E mentre tutto continua a ripetersi, rinnoviamo gli accordi per il contrasto dell’immigrazione clandestina e la sicurezza delle frontiere dell’area Schengen. Nel gioco comune della esternalizzazione delle frontiere, l’accordo Italia-Libia è solo un tassello di un sistema più ampio, la cui regia è europea, e il cui schema comune è ormai quello di inserire la gestione delle migrazioni all’interno di qualunque accordo di cooperazione economica, condizionando gli aiuti allo sviluppo alla presa in carico della terziarizzazione del respingimento. Siamo disposti a qualunque tipo di accordo con qualunque tipo di governo, purché facciano per noi, e il più lontano possibile, quel lavoro sporco che le norme internazionali – il cui rispetto formale tanto è decantato – ci impediscono di commettere direttamente.

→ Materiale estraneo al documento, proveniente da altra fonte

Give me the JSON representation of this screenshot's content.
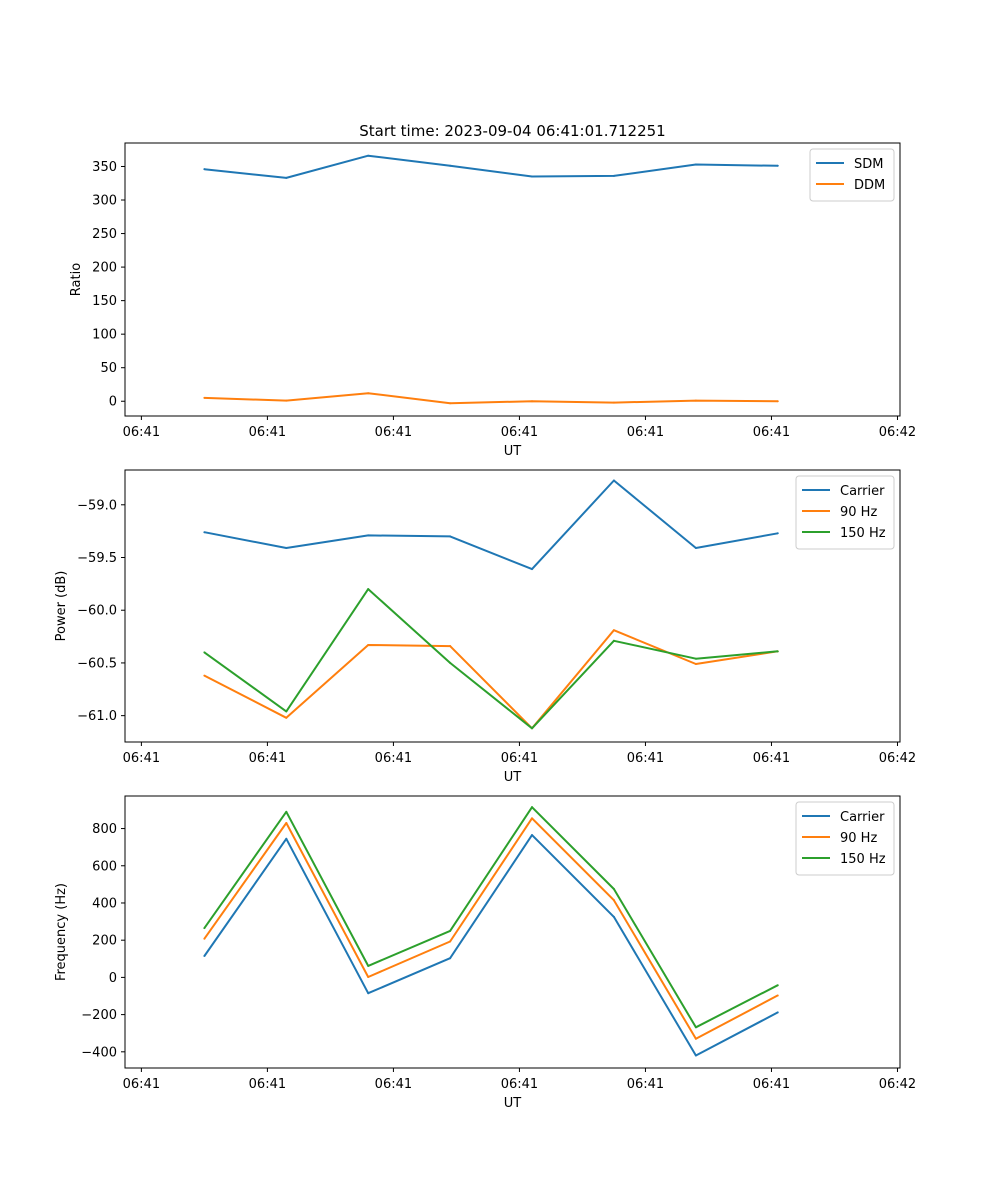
{
  "figure_title": "Start time: 2023-09-04 06:41:01.712251",
  "colors": {
    "blue": "#1f77b4",
    "orange": "#ff7f0e",
    "green": "#2ca02c"
  },
  "chart_data": [
    {
      "type": "line",
      "xlabel": "UT",
      "ylabel": "Ratio",
      "x_tick_labels": [
        "06:41",
        "06:41",
        "06:41",
        "06:41",
        "06:41",
        "06:41",
        "06:42"
      ],
      "y_ticks": [
        0,
        50,
        100,
        150,
        200,
        250,
        300,
        350
      ],
      "y_tick_labels": [
        "0",
        "50",
        "100",
        "150",
        "200",
        "250",
        "300",
        "350"
      ],
      "ylim": [
        -22,
        385
      ],
      "x_points": [
        0.5,
        1.15,
        1.8,
        2.45,
        3.1,
        3.75,
        4.4,
        5.05
      ],
      "xlim": [
        -0.13,
        6.02
      ],
      "x_tick_positions": [
        0,
        1,
        2,
        3,
        4,
        5,
        6
      ],
      "legend_position": "top-right",
      "series": [
        {
          "name": "SDM",
          "color": "#1f77b4",
          "values": [
            346,
            333,
            366,
            351,
            335,
            336,
            353,
            351
          ]
        },
        {
          "name": "DDM",
          "color": "#ff7f0e",
          "values": [
            5,
            1,
            12,
            -3,
            0,
            -2,
            1,
            0
          ]
        }
      ]
    },
    {
      "type": "line",
      "xlabel": "UT",
      "ylabel": "Power (dB)",
      "x_tick_labels": [
        "06:41",
        "06:41",
        "06:41",
        "06:41",
        "06:41",
        "06:41",
        "06:42"
      ],
      "y_ticks": [
        -61.0,
        -60.5,
        -60.0,
        -59.5,
        -59.0
      ],
      "y_tick_labels": [
        "−61.0",
        "−60.5",
        "−60.0",
        "−59.5",
        "−59.0"
      ],
      "ylim": [
        -61.25,
        -58.67
      ],
      "x_points": [
        0.5,
        1.15,
        1.8,
        2.45,
        3.1,
        3.75,
        4.4,
        5.05
      ],
      "xlim": [
        -0.13,
        6.02
      ],
      "x_tick_positions": [
        0,
        1,
        2,
        3,
        4,
        5,
        6
      ],
      "legend_position": "top-right",
      "series": [
        {
          "name": "Carrier",
          "color": "#1f77b4",
          "values": [
            -59.26,
            -59.41,
            -59.29,
            -59.3,
            -59.61,
            -58.77,
            -59.41,
            -59.27
          ]
        },
        {
          "name": "90 Hz",
          "color": "#ff7f0e",
          "values": [
            -60.62,
            -61.02,
            -60.33,
            -60.34,
            -61.12,
            -60.19,
            -60.51,
            -60.39
          ]
        },
        {
          "name": "150 Hz",
          "color": "#2ca02c",
          "values": [
            -60.4,
            -60.96,
            -59.8,
            -60.5,
            -61.12,
            -60.29,
            -60.46,
            -60.39
          ]
        }
      ]
    },
    {
      "type": "line",
      "xlabel": "UT",
      "ylabel": "Frequency (Hz)",
      "x_tick_labels": [
        "06:41",
        "06:41",
        "06:41",
        "06:41",
        "06:41",
        "06:41",
        "06:42"
      ],
      "y_ticks": [
        -400,
        -200,
        0,
        200,
        400,
        600,
        800
      ],
      "y_tick_labels": [
        "−400",
        "−200",
        "0",
        "200",
        "400",
        "600",
        "800"
      ],
      "ylim": [
        -487,
        975
      ],
      "x_points": [
        0.5,
        1.15,
        1.8,
        2.45,
        3.1,
        3.75,
        4.4,
        5.05
      ],
      "xlim": [
        -0.13,
        6.02
      ],
      "x_tick_positions": [
        0,
        1,
        2,
        3,
        4,
        5,
        6
      ],
      "legend_position": "top-right",
      "series": [
        {
          "name": "Carrier",
          "color": "#1f77b4",
          "values": [
            115,
            745,
            -85,
            103,
            765,
            325,
            -420,
            -188
          ]
        },
        {
          "name": "90 Hz",
          "color": "#ff7f0e",
          "values": [
            208,
            830,
            2,
            193,
            855,
            415,
            -330,
            -97
          ]
        },
        {
          "name": "150 Hz",
          "color": "#2ca02c",
          "values": [
            265,
            890,
            62,
            250,
            915,
            475,
            -268,
            -42
          ]
        }
      ]
    }
  ]
}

Un recente rapporto di Oxfam (The EU Trust Fund for Africa) rileva che, dal 2015 al 2019, ben il 26 per cento dei fondi per i programmi di cooperazione allo sviluppo sono stati utilizzati per il contrasto della migrazione irregolare, a beneficio, peraltro, del complesso industriale della sicurezza. Il programma pluriennale di spesa dell’Unione 2021/2027 vede una voce di 30 miliardi di euro per la protezione delle frontiere esterne e per la gestione dei flussi migratori, più di quanto sia previsto per lo sviluppo dell’Africa subsahariana, e un aumento del 250% rispetto al precedente periodo.

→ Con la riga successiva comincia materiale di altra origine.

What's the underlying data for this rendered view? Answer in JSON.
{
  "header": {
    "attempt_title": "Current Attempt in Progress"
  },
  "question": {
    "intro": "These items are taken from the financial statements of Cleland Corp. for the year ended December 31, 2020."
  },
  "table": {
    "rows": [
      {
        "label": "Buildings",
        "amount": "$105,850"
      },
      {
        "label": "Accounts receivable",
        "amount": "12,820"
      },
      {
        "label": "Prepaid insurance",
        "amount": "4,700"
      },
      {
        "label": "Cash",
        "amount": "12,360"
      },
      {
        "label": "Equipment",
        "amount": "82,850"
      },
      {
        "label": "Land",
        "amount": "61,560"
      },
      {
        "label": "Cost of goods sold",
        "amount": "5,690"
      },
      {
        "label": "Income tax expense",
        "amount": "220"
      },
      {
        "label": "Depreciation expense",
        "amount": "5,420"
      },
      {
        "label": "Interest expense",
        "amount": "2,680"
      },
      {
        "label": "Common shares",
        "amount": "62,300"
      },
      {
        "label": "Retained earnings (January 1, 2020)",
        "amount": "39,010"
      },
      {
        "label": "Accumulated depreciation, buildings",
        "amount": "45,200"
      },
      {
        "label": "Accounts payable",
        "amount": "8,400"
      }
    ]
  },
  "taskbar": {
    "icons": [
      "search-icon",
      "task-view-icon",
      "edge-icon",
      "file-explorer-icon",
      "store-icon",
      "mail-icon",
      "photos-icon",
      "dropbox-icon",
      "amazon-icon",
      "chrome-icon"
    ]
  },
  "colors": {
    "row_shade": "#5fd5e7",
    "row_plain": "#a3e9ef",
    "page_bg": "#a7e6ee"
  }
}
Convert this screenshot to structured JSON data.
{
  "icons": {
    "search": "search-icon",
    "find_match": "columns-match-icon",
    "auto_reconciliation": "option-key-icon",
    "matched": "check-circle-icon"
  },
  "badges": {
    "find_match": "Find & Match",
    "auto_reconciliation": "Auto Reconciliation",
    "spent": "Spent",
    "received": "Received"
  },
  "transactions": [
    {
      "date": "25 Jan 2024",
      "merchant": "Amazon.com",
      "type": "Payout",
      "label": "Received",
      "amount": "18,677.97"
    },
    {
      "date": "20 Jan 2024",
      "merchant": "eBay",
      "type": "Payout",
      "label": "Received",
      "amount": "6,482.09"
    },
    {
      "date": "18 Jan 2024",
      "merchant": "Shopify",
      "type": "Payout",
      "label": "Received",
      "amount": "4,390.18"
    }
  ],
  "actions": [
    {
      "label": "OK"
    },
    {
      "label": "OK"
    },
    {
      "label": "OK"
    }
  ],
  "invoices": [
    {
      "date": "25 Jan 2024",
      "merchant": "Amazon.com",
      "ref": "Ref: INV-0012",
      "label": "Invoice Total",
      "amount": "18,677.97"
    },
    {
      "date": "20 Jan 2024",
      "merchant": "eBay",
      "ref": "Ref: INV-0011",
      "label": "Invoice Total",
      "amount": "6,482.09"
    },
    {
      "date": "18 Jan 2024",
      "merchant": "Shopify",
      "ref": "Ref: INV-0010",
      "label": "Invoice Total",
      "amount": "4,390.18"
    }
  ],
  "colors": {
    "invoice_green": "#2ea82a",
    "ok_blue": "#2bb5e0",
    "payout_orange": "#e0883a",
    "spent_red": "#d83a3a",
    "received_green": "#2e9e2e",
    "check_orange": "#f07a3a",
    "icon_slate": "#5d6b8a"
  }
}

Ma se è vero che il sistema è un sistema globale, e che buona parte delle politiche migratorie è ormai il frutto di decisioni di livello europeo, esiste una specifica area di responsabilità da cui il nostro paese e la nostra comunità non possono ritenersi esclusi. L’accordo italo-libico è, appunto, un accordo bilaterale, e come tale poteva e doveva non essere rinnovato. Che il conflitto in Libia abbia ormai da tempo esteso la sua portata a una dimensione macro regionale, con il coinvolgimento della Turchia, della Russia, dell’Egitto e degli Emirati, non può in alcun modo costituire un’attenuante per chi decide, nella globalizzazione dell’indifferenza, di rendersi complice dei massacri subiti dai migranti intrappolati in quell’inferno.

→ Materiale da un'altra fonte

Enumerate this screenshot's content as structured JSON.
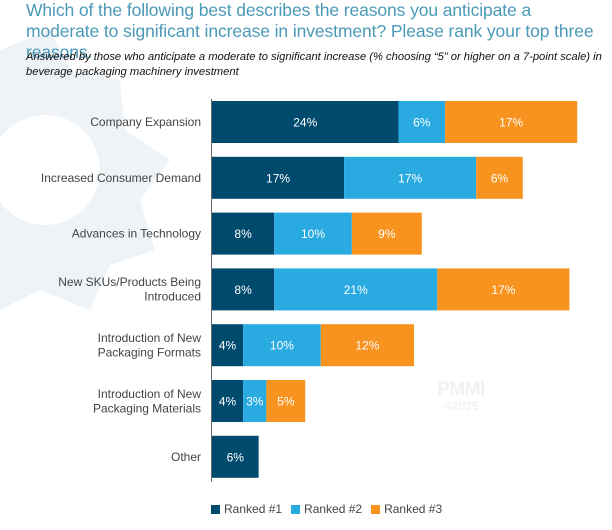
{
  "header": {
    "title": "Which of the following best describes the reasons you anticipate a moderate to significant increase in investment? Please rank your top three reasons.",
    "subtitle": "Answered by those who anticipate a moderate to significant increase (% choosing “5” or higher on a 7-point scale) in beverage packaging machinery investment"
  },
  "watermark": {
    "brand": "PMMI",
    "year": "©2025"
  },
  "colors": {
    "ranked1": "#004a6e",
    "ranked2": "#29abe2",
    "ranked3": "#f7931e",
    "title": "#4a9ab8"
  },
  "chart_data": {
    "type": "bar",
    "orientation": "horizontal",
    "stacked": true,
    "title": "Which of the following best describes the reasons you anticipate a moderate to significant increase in investment? Please rank your top three reasons.",
    "xlabel": "",
    "ylabel": "",
    "unit": "%",
    "grid": false,
    "legend_position": "bottom",
    "categories": [
      [
        "Company Expansion"
      ],
      [
        "Increased Consumer Demand"
      ],
      [
        "Advances in Technology"
      ],
      [
        "New SKUs/Products Being",
        "Introduced"
      ],
      [
        "Introduction of New",
        "Packaging Formats"
      ],
      [
        "Introduction of New",
        "Packaging Materials"
      ],
      [
        "Other"
      ]
    ],
    "series": [
      {
        "name": "Ranked #1",
        "color": "#004a6e",
        "values": [
          24,
          17,
          8,
          8,
          4,
          4,
          6
        ]
      },
      {
        "name": "Ranked #2",
        "color": "#29abe2",
        "values": [
          6,
          17,
          10,
          21,
          10,
          3,
          0
        ]
      },
      {
        "name": "Ranked #3",
        "color": "#f7931e",
        "values": [
          17,
          6,
          9,
          17,
          12,
          5,
          0
        ]
      }
    ],
    "xlim": [
      0,
      47
    ]
  },
  "legend": [
    {
      "label": "Ranked #1",
      "color": "#004a6e"
    },
    {
      "label": "Ranked #2",
      "color": "#29abe2"
    },
    {
      "label": "Ranked #3",
      "color": "#f7931e"
    }
  ]
}
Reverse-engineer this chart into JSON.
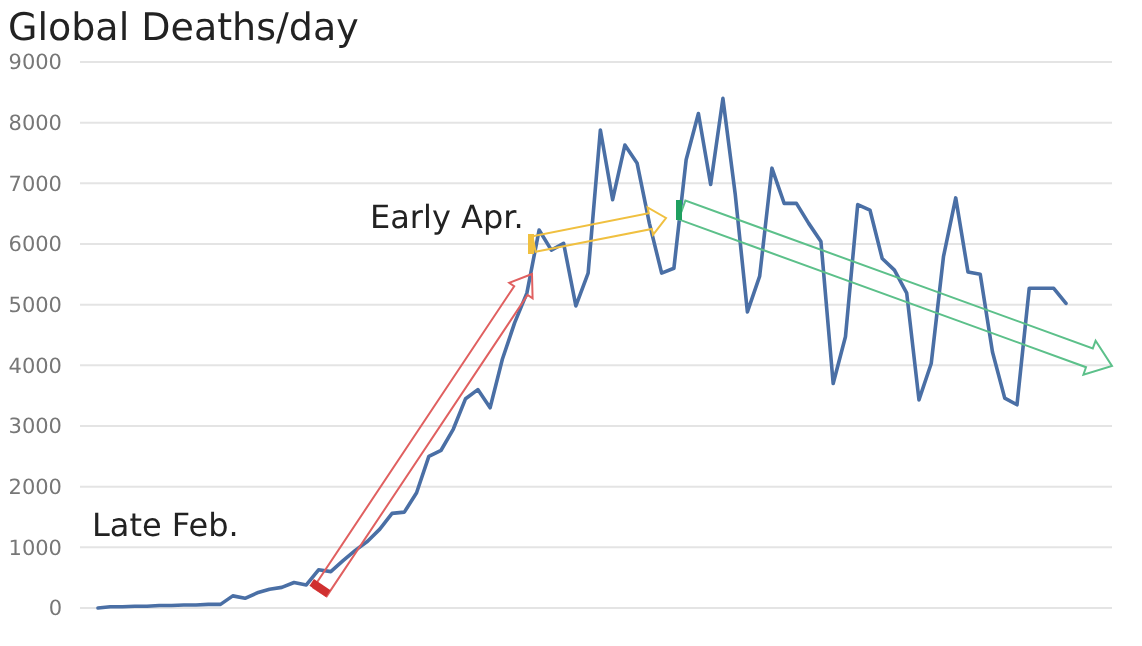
{
  "chart_data": {
    "type": "line",
    "title": "Global Deaths/day",
    "categories": [
      null,
      null,
      null,
      null,
      null,
      null,
      null,
      null,
      null,
      null,
      null,
      null,
      null,
      null,
      null,
      null,
      null,
      null,
      null,
      null,
      null,
      null,
      null,
      null,
      null,
      null,
      null,
      null,
      null,
      null,
      null,
      null,
      null,
      null,
      null,
      null,
      null,
      null,
      null,
      null,
      null,
      null,
      null,
      null,
      null,
      null,
      null,
      null,
      null,
      null,
      null,
      null,
      null,
      null,
      null,
      null,
      null,
      null,
      null,
      null,
      null,
      null,
      null,
      null,
      null,
      null,
      null,
      null,
      null,
      null,
      null,
      null,
      null,
      null,
      null,
      null,
      null,
      null,
      null,
      null
    ],
    "series": [
      {
        "color": "#4a6fa5",
        "values": [
          0,
          20,
          20,
          30,
          30,
          40,
          40,
          50,
          50,
          60,
          60,
          200,
          160,
          250,
          310,
          340,
          420,
          380,
          630,
          600,
          780,
          950,
          1100,
          1300,
          1560,
          1580,
          1900,
          2500,
          2600,
          2950,
          3450,
          3600,
          3300,
          4100,
          4700,
          5190,
          6230,
          5900,
          6010,
          4980,
          5520,
          7880,
          6730,
          7630,
          7330,
          6340,
          5520,
          5600,
          7390,
          8150,
          6980,
          8400,
          6830,
          4880,
          5470,
          7250,
          6670,
          6670,
          6340,
          6040,
          3700,
          4470,
          6650,
          6560,
          5760,
          5570,
          5190,
          3430,
          4030,
          5790,
          6760,
          5540,
          5500,
          4220,
          3460,
          3350,
          5270,
          5270,
          5270,
          5020
        ]
      }
    ],
    "ylim": [
      0,
      9000
    ],
    "yticks": [
      0,
      1000,
      2000,
      3000,
      4000,
      5000,
      6000,
      7000,
      8000,
      9000
    ],
    "grid": "y",
    "annotations": [
      "Late Feb.",
      "Early Apr."
    ]
  }
}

La guerra per procura e l’abisso della condizione dei migranti sono una tempesta perfetta che mette insieme il tema della pace e del disarmo con quello dei diritti negati al popolo migrante. Non esiste un modo semplice di affrontare la crisi, ma le molte cose che si possono e si devono fare sono tutte azioni che ricadono nel potere delle istituzioni europee e italiane. Bloccare ogni assistenza alle strutture armate libiche, pseudo governative o meno, sospendere la zona SAR libica, lanciare una missione di ricerca e soccorso italiana o europea, ritirare la presenza navale italiana da Tripoli, aprire canali legali di ingresso, e mettere nell’agenda della risoluzione del conflitto anche la questione della evacuazione dei migranti sono tutte azioni che possono essere compiute. La mancanza di volontà politica, a tutti i livelli, è complicità nei crimini contro l’umanità che in ogni momento, da anni, pervadono quella terra a noi così vicina.
Papa Francesco ha scritto: “Non è in gioco solo la causa dei migranti, ma di tutti noi, del presente e del futuro della famiglia umana”.